J (Area = 4, Frame = 8) and H (Area = 3, Frame = 8) each have the same length of frame, but J has one square of glass more. J costs £10 more than H so that means that a 1 by 1 pane of glass costs £10.

Once these prices have been found, the correct price of each shape can be found and compared to its price tag. But what would happen if one of K, I, J or H had the wrong price tag? Would this method work? Luckily, many students checked all the price tags and found that the only incorrect one is E.

E has 18 frame squares and 12 glass panes, so it should cost £360 + £120, which equals £480. The price marked is £550, so window E is wrong.

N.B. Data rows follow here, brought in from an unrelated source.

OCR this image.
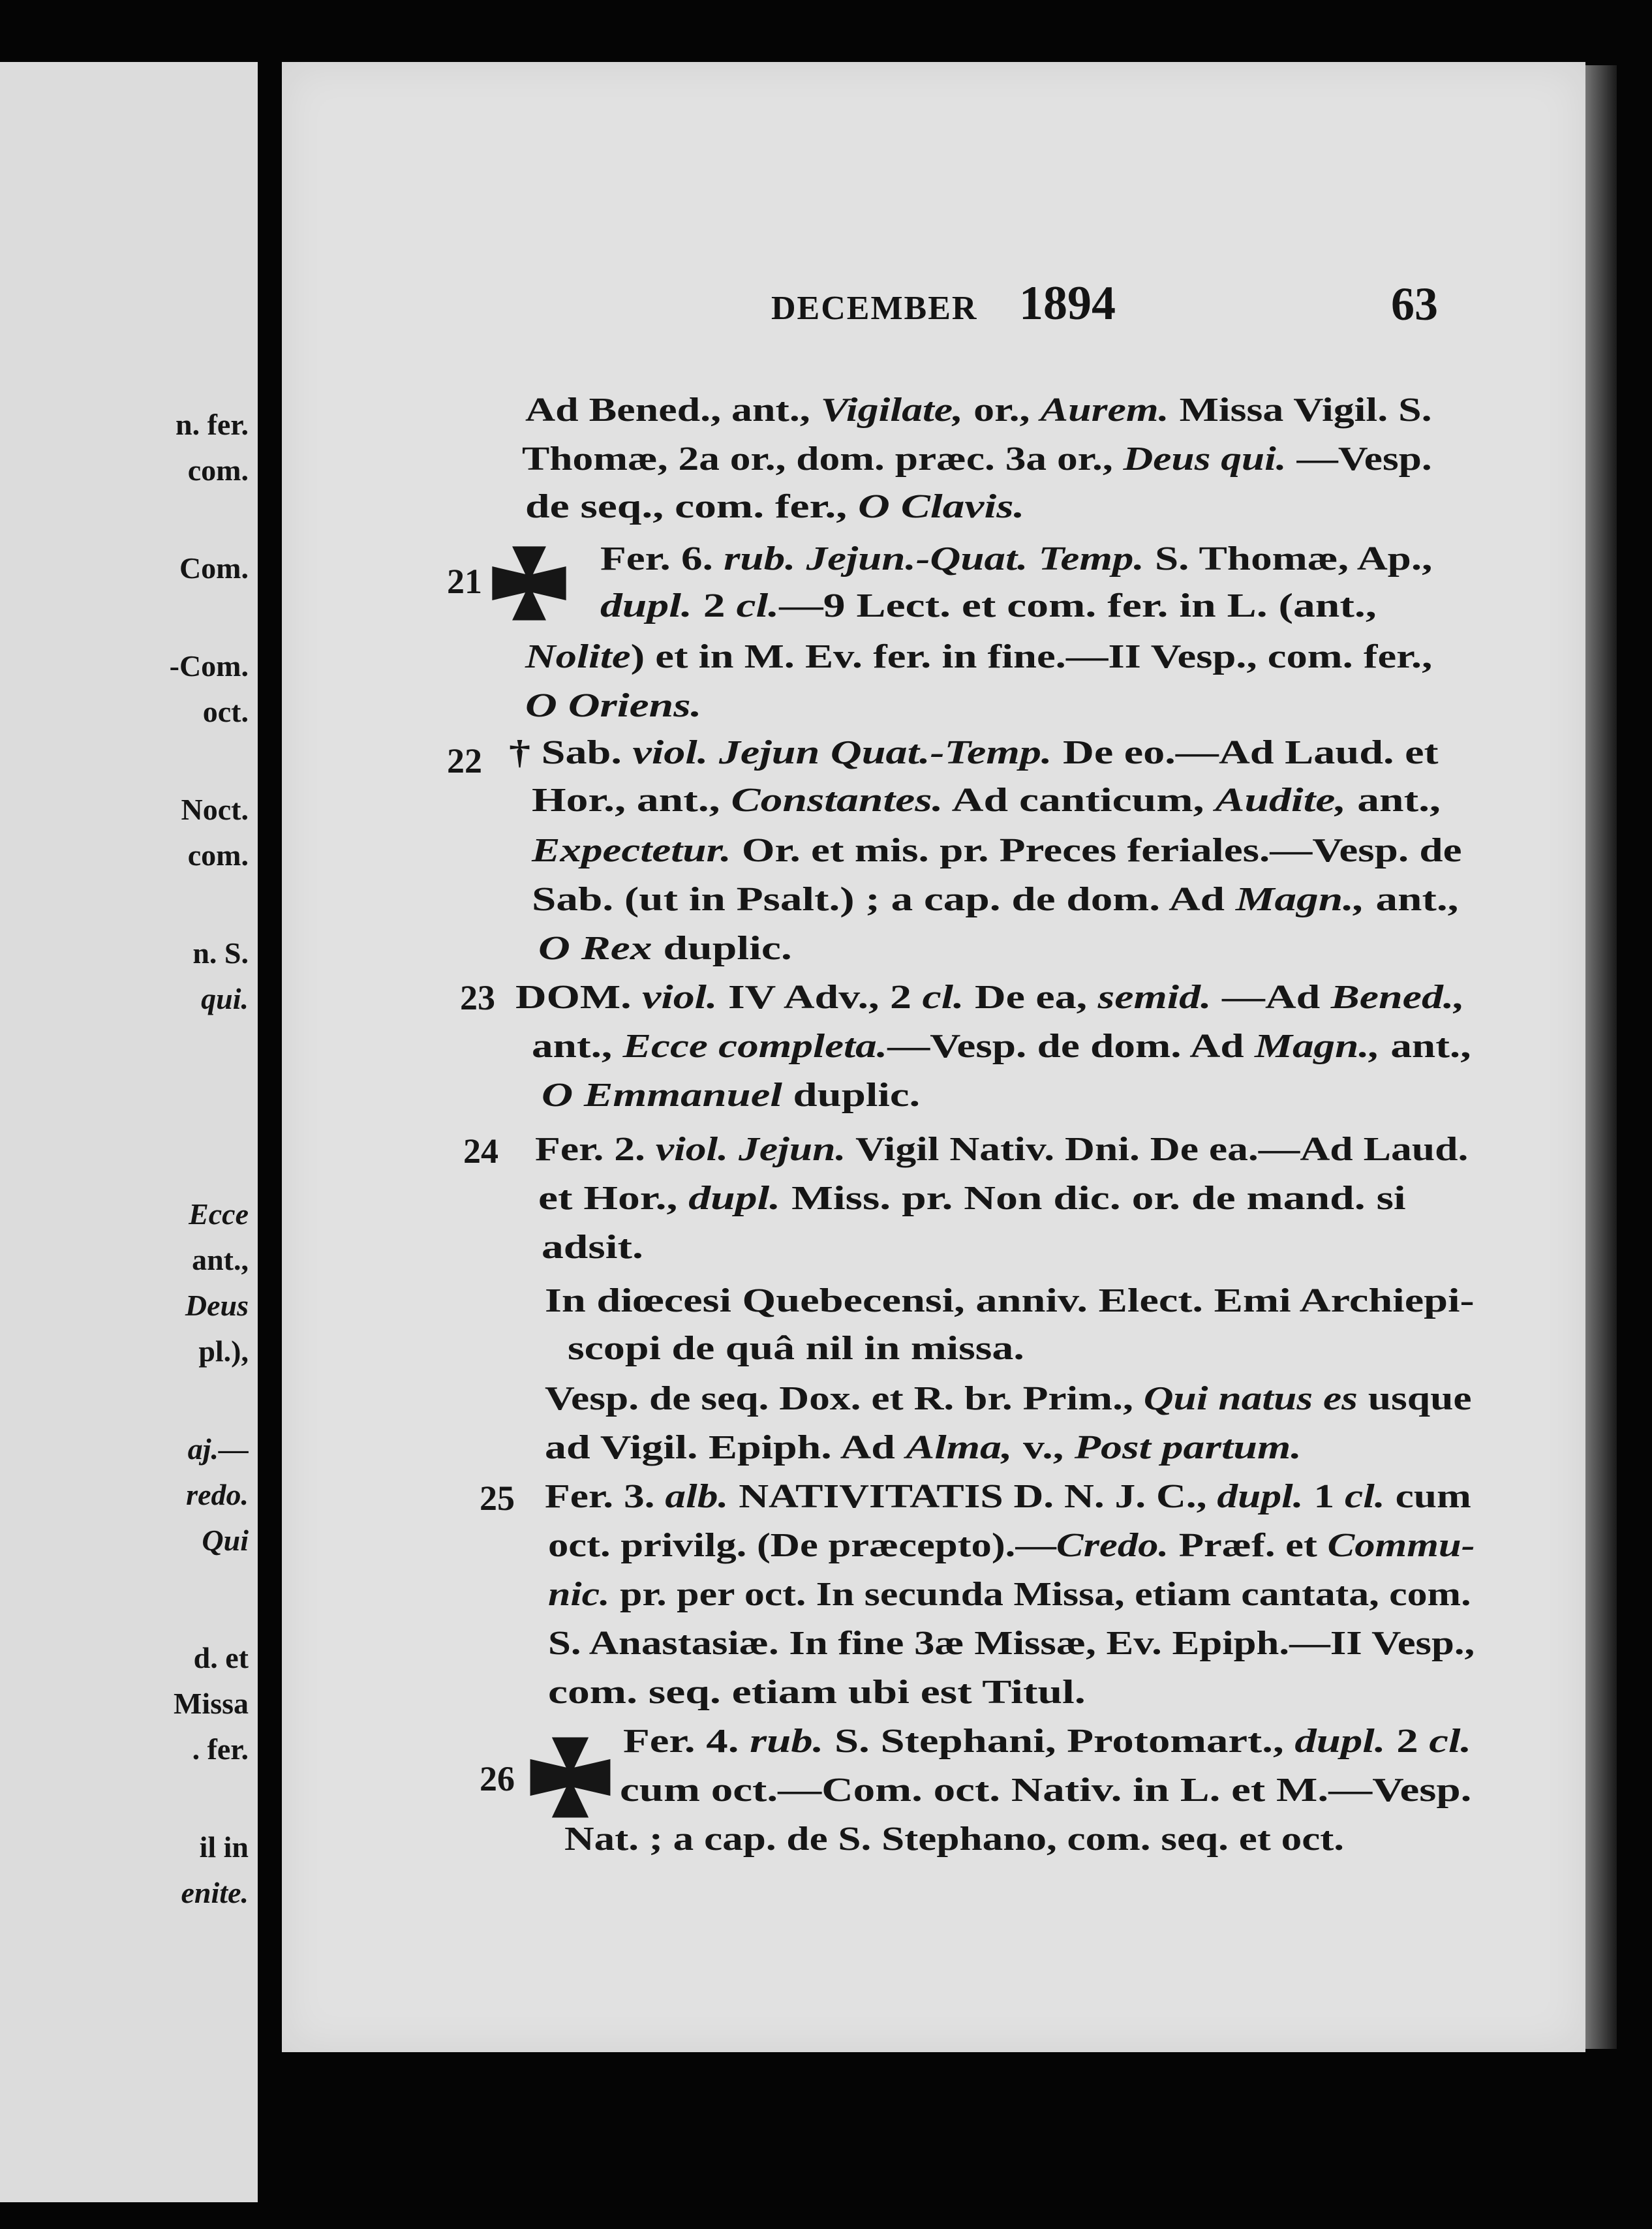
n. fer.
com.
Com.
-Com.
oct.
Noct.
com.
n. S.
qui.
Ecce
ant.,
Deus
pl.),
aj.—
redo.
Qui
d. et
Missa
. fer.
il in
enite.
DECEMBER 1894	63
Ad Bened., ant., Vigilate, or., Aurem. Missa Vigil. S.
Thomæ, 2a or., dom. præc. 3a or., Deus qui. —Vesp.
de seq., com. fer., O Clavis.
21
Fer. 6. rub. Jejun.-Quat. Temp. S. Thomæ, Ap.,
dupl. 2 cl.—9 Lect. et com. fer. in L. (ant.,
Nolite) et in M. Ev. fer. in fine.—II Vesp., com. fer.,
O Oriens.
22 † Sab. viol. Jejun Quat.-Temp. De eo.—Ad Laud. et
Hor., ant., Constantes. Ad canticum, Audite, ant.,
Expectetur. Or. et mis. pr. Preces feriales.—Vesp. de
Sab. (ut in Psalt.) ; a cap. de dom. Ad Magn., ant.,
O Rex duplic.
23 DOM. viol. IV Adv., 2 cl. De ea, semid. —Ad Bened.,
ant., Ecce completa.—Vesp. de dom. Ad Magn., ant.,
O Emmanuel duplic.
24 Fer. 2. viol. Jejun. Vigil Nativ. Dni. De ea.—Ad Laud.
et Hor., dupl. Miss. pr. Non dic. or. de mand. si
adsit.
In diœcesi Quebecensi, anniv. Elect. Emi Archiepi-
scopi de quâ nil in missa.
Vesp. de seq. Dox. et R. br. Prim., Qui natus es usque
ad Vigil. Epiph. Ad Alma, v., Post partum.
25 Fer. 3. alb. NATIVITATIS D. N. J. C., dupl. 1 cl. cum
oct. privilg. (De præcepto).—Credo. Præf. et Commu-
nic. pr. per oct. In secunda Missa, etiam cantata, com.
S. Anastasiæ. In fine 3æ Missæ, Ev. Epiph.—II Vesp.,
com. seq. etiam ubi est Titul.
26
Fer. 4. rub. S. Stephani, Protomart., dupl. 2 cl.
cum oct.—Com. oct. Nativ. in L. et M.—Vesp.
Nat. ; a cap. de S. Stephano, com. seq. et oct.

Rhea from Loughborough High School used a very systematic approach to make sure she found the window that was priced incorrectly. She used an algebraic method with simultaneuous equations:

I used X to represent the price of the frame per square and Y to represent the price of the glass per square. For each window I wrote an equation using X and Y:

A. 28X + 32Y = £880 (The frame borders 28 squares and the area of the glass is 32 squares)
B. 16X + 15Y = £470 (The frame borders 16 squares and the area of the glass is 15 squares)
C. 12X + 8Y = £320   (etc.)
D. 20X + 16Y = £560
E. 18X + 12Y = £550
F. 12X + 9Y = £330
G. 26X + 24Y = £760
H. 8X + 3Y = £190
I. 14X + 12Y = £400
J. 8X + 4Y = £200
K. 17X + 12Y = £460
L. 23X + 20Y = £660
M. 24X + 36Y = £840
N. 20X + 24Y = £640
O. 16X + 12Y = £440

I then looked for equations which had equal X or Y figures. I used these
equations to explore some simultaneous equations:
  
F. 12X + 9Y = 330                          
C. 12X + 8Y = 320                               
F - C:                                                     
           Y = 10                                      

J. 8X + 4Y = 200
H. 8X + 3Y = 190
J - H:
           Y = 10                    

N. 20X + 24Y = 640                          
D. 20X + 16Y = 560                          
N - D:                                        
            8Y = 80                                      
               Y = 10

B. 16X + 15Y = 470
O. 16X + 12Y = 440
B - O:   
            3Y = 30
               Y = 10         

As all the answers to the simultaneous equations which I investigated are Y = 10, and there is only one incorrect equation, Y must equal £10.
It also indicates that equations (and the prices of) F, C, J, H, N, D, B and O must be correct.
      
G. 26X + 24Y = 760                          
N. 20X + 24Y = 640                          
G - N:                                        
            6X = 120                                              
               X = 20

K. 17X + 12Y = 460
I. 14X + 12Y = 400
K - I:                                     
           3X = 60
              X = 20

E. 18X + 12Y = 550                          
M. 24X + 36Y = 840                          
M/3.  8X + 12Y = 280           
E - M/3: 
                10X = 270                         
                     X = 27 

C. 12X + 8Y = 320
D. 20X + 16Y= 560
D/2. 10X + 8Y = 280
C - D/2: 
                2X = 40
                   X = 20

As 3 out of 4 of the answers to the simultaneous equations investigated are X = 20, I assume that X must £20.
It also indicates that either equation (and the prices of) E or M is the incorrect one because when they are solved in a simultaneous equation, they produce a different answer to all the others.

Let X= £20 and Y= £10
I entered these values into all the equations to see if they fitted in with the figures.
All of them except E proved to be correct:
E. 18X + 12Y = 360 + 120 = 480; so the price for window E is incorrect.
This makes sense because E didn't produce the right answer when put in a simultaneous equation.

Well done to everyone who found the solution.
Can you see the similarity between the algebraic method and the 'comparing pairs' method?